L’Oreille tendue, pandémie oblige, enseigne actuellement à distance (PDF) et cela ne l’enchante pas, pour toutes sortes de raisons. Parmi ces raisons, il y a le fait que l’Oreille, en classe, multiplie les lapsus. Or, à distance, il lui est impossible de corriger ses lapsus aussi rapidement qu’«en présentiel» (pour le dire en français didactique). C’est un vrai problème : elle confond allègrement la gauche et la droite, Sade et Sartre, la gaine et la graine, etc.
Pourquoi confondrait-elle la gaine et la graine ? Relisons Jacques le fataliste :
C’est la fable de la Gaine et du Coutelet. Un jour la Gaine et le Coutelet se prirent de querelle; le Coutelet dit à la Gaine : «Gaine, ma mie, vous êtes une friponne, car tous les jours, vous recevez de nouveaux coutelets… La Gaine répondit au Coutelet : Mon ami Coutelet, vous êtes un fripon, car tous les jours vous changez de gaine. — Gaine, ce n’est pas là ce que vous m’avez promis. — Coutelet, vous m’avez trompée le premier…» Ce débat s’était élevé à table; cil, qui était assis entre la Gaine et le Coutelet prit la parole et leur dit : «Vous, Gaine, et vous, Coutelet, vous fîtes bien de changer, puisque changement vous duisait, mais vous eûtes tort de vous promettre que vous ne changeriez pas. Coutelet, ne voyais-tu pas que Dieu te fit pour aller à plusieurs gaines; et toi, Gaine, pour recevoir plus d’un coutelet ? Vous regardiez comme fous certains coutelets qui faisaient vœu de se passer à forfait de gaines, et comme folles certaines gaines qui faisaient vœu de se fermer pour tout coutelet; et vous ne pensiez pas que vous étiez presque aussi fous lorsque vous juriez, toi Gaine, de t’en tenir à un seul coutelet; toi Coutelet, de t’en tenir à une seule gaine…» (éd. de 1983, p. 133-134)

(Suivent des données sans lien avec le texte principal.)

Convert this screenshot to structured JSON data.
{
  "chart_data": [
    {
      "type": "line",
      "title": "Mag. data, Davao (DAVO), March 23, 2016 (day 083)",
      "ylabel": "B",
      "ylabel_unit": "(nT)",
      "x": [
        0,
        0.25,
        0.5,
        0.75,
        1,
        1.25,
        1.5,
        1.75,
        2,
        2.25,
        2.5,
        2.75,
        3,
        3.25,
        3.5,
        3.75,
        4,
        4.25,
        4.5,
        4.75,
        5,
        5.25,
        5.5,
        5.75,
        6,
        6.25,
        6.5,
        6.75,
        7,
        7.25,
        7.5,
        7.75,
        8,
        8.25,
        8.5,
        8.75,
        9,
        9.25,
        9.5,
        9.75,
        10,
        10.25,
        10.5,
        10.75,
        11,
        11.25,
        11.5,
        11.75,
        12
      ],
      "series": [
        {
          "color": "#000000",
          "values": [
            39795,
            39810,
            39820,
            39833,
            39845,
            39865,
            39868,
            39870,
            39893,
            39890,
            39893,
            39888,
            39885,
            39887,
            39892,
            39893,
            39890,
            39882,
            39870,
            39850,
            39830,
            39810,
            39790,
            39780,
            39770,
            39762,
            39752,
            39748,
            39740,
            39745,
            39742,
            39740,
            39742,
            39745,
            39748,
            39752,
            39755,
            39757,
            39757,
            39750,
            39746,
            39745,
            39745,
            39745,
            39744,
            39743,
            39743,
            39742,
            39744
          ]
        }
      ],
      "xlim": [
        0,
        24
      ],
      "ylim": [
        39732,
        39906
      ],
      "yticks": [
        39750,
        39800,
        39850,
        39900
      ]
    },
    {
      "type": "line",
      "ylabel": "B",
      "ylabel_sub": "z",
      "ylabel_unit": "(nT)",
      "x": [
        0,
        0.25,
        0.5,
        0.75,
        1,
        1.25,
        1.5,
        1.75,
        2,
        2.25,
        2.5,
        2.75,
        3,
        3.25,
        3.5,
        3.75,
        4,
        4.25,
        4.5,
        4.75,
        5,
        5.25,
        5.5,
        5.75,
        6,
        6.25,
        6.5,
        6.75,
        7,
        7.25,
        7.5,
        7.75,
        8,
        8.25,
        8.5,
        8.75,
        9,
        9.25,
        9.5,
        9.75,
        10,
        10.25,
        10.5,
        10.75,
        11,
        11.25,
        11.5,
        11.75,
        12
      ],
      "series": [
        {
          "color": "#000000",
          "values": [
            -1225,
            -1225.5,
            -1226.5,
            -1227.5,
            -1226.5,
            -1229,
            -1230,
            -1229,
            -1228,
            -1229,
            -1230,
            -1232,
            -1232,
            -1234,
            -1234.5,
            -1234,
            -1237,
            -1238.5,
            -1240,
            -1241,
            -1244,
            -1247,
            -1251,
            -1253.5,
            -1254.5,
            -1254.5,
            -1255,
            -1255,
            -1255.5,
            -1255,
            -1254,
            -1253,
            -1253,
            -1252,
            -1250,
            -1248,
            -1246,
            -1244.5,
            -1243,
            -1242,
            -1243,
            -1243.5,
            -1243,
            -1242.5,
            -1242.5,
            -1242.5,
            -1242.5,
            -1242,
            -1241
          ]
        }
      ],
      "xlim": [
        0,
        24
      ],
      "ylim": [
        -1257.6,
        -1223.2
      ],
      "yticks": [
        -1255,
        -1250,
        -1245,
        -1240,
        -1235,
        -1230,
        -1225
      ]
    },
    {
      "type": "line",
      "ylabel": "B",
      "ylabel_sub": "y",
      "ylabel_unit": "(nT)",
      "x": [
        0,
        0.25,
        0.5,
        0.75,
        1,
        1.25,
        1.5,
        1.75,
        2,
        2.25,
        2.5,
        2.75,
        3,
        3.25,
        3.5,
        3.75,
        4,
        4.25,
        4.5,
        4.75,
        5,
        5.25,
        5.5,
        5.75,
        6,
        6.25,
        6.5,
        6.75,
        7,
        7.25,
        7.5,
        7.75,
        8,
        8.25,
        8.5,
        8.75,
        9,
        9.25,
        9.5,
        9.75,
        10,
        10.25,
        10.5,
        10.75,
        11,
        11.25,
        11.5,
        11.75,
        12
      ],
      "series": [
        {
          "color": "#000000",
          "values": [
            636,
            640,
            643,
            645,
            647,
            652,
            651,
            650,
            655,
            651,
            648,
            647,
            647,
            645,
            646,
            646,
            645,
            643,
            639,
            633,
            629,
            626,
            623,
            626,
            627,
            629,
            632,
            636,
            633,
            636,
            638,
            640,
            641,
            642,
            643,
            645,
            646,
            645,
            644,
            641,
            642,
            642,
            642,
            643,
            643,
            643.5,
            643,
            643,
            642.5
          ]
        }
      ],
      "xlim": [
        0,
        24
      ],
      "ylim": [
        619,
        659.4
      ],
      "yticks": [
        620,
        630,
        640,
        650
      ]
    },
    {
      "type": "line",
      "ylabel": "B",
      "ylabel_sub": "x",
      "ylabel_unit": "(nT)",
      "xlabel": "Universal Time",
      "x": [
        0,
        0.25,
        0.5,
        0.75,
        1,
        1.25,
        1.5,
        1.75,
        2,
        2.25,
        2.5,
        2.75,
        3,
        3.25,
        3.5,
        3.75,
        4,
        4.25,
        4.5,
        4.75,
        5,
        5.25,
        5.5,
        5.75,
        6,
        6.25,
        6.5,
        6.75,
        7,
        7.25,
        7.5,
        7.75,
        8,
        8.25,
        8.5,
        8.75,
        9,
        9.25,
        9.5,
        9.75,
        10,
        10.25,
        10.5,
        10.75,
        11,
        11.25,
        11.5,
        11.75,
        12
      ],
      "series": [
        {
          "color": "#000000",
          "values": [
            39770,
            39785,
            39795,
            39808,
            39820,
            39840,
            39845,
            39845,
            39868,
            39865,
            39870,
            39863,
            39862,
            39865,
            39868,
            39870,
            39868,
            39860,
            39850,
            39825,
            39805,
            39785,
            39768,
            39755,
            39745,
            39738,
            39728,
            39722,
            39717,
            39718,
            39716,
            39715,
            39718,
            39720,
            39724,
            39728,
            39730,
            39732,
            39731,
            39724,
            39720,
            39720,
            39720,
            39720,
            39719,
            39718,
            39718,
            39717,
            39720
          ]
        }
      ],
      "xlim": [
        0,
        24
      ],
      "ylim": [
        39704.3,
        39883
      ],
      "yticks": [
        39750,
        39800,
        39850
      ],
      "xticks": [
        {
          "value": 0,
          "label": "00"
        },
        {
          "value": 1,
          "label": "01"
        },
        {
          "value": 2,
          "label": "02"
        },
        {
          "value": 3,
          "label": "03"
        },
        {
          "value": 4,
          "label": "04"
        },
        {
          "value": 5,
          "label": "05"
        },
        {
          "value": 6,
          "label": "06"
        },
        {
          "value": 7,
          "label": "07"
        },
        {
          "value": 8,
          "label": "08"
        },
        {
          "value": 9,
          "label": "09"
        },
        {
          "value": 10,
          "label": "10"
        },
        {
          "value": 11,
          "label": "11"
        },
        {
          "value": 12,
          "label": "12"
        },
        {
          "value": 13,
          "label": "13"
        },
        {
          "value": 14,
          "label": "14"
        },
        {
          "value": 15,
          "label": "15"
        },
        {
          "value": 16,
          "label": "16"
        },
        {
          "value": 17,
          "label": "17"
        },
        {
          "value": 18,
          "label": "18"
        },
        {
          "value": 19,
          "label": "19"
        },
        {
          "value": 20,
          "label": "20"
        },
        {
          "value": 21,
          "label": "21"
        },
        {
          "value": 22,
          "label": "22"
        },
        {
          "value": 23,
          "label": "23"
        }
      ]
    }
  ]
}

Qui connaît un des sens québécois du mot graine verra qu’appeler une gaine une graine rend ce texte bien difficile à suivre. Cela arrive fréquemment aux étudiants de l’Oreille.
Référence
Diderot, Denis, Jacques le fataliste, Paris, Librairie générale française, coll. «Le livre de poche», 403, 1983, 377 p. Préface et commentaires de Jacques et Anne-Marie Chouillet.